L'activisme autochtone autour du 26 janvier a une longue histoire : en 1938, au 150e anniversaire de l'arrivée de la Première Flotte, les dirigeants autochtones William Cooper, Pearl Gibbs et Jack Patten organisèrent ce qu'ils appelèrent un Jour de Deuil au Hall australien de Sydney, la première grande réunion des droits civiques de l'histoire australienne.

Les sondages d'opinion en Australie montrent une minorité substantielle et croissante, dans certains sondages récents proche ou dépassant 40 pour cent des répondants, favorable au changement de la date du jour férié national. La Déclaration Uluru depuis le Coeur, émise par des délégués autochtones réunis à Uluru en mai 2017, appelait à une Voix au Parlement constitutionnellement consacrée. Un référendum sur la Voix au Parlement fut organisé le 14 octobre 2023 et fut rejeté, avec environ 60 pour cent des électeurs votant contre la proposition.

Héritage et Conséquences Continues

La colonisation de l'Australie ne fut pas un événement historique achevé qui se termina avec la fédération en 1901. Ses conséquences continuent de façonner les vies des Australiens autochtones dans le présent. L'écart d'espérance de vie entre les Australiens autochtones et non autochtones reste d'environ huit ans pour les hommes et sept ans pour les femmes, un écart qui a ses racines directement dans la dépossession des terres, la destruction des communautés et le traumatisme intergénérationnel des politiques coloniales, notamment la séparation forcée des enfants autochtones de leurs familles sous des politiques qui ont fonctionné depuis la fin du XIXe siècle jusqu'aux années 1970.

La décision Mabo contre Queensland (n° 2) de la Haute Cour de 1992, qui annula la doctrine de la terra nullius et reconnut le titre natif du peuple Meriam des Îles Murray, a abouti à la reconnaissance du titre natif sur des zones importantes du continent. L'histoire de la colonisation australienne reste une histoire en cours, et sa compréhension complète dans toute sa complexité, sa violence et sa grâce inattendue est le prérequis pour une société australienne qui peut faire face honnêtement à son passé et construire un avenir digne de tous ses peuples.

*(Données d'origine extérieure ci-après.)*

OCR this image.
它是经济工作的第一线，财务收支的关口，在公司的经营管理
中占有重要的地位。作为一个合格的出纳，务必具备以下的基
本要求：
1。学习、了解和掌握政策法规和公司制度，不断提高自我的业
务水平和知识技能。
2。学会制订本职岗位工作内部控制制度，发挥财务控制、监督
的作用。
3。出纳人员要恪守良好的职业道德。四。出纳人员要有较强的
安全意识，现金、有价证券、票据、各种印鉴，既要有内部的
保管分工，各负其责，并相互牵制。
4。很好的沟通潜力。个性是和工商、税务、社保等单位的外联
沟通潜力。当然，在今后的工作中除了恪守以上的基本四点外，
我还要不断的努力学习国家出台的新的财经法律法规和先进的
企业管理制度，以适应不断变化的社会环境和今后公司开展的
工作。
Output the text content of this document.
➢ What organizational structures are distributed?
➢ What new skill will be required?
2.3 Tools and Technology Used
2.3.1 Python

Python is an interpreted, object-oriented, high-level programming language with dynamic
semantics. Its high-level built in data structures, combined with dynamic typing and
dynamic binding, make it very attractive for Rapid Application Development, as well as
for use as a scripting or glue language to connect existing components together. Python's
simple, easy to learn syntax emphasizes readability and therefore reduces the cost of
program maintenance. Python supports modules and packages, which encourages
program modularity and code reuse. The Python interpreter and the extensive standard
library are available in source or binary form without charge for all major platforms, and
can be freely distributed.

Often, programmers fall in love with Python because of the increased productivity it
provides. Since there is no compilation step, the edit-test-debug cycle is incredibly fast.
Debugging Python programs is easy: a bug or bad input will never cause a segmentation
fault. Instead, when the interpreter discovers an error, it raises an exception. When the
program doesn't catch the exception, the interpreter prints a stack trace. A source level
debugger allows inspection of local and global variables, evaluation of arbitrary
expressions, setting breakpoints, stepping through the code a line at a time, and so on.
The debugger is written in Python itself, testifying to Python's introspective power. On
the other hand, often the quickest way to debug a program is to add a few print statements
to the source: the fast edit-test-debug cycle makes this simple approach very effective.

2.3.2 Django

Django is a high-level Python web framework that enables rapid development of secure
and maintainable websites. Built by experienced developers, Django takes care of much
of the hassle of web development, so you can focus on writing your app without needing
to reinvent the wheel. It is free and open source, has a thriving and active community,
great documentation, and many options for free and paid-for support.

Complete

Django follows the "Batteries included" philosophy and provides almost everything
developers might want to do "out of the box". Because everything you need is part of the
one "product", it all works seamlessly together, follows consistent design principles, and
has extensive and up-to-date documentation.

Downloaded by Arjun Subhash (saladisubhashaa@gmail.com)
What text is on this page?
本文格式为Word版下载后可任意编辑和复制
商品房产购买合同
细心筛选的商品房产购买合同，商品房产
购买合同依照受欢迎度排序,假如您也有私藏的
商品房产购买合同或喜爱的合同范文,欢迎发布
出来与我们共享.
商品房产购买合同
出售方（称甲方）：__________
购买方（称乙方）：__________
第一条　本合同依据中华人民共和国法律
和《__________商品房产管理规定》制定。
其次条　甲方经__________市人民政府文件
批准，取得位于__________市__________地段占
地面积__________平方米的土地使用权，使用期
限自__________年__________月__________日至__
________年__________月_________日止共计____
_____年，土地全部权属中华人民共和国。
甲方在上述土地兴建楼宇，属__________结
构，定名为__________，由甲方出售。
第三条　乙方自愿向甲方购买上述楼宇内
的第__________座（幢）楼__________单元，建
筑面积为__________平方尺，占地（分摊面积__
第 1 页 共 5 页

Le Continent Aborigène En 1788 : Peuples, Nations et les Eora de Sydney

L'Australie rencontrée par la flotte d'Arthur Phillip en janvier 1788 n'était pas une terre sauvage en attente d'être revendiquée, mais un continent dont chaque recoin avait été habité, géré et chargé de sens par des communautés humaines pendant des dizaines de milliers d'années. Les plus de 250 groupes linguistiques distincts des Aborigènes australiens n'étaient pas des dialectes d'une seule langue ni des variations d'une seule culture, mais de véritables nations séparées, chacune avec ses propres structures de gouvernance, frontières territoriales, vie cérémonielle, stratégies économiques et relations avec les peuples voisins.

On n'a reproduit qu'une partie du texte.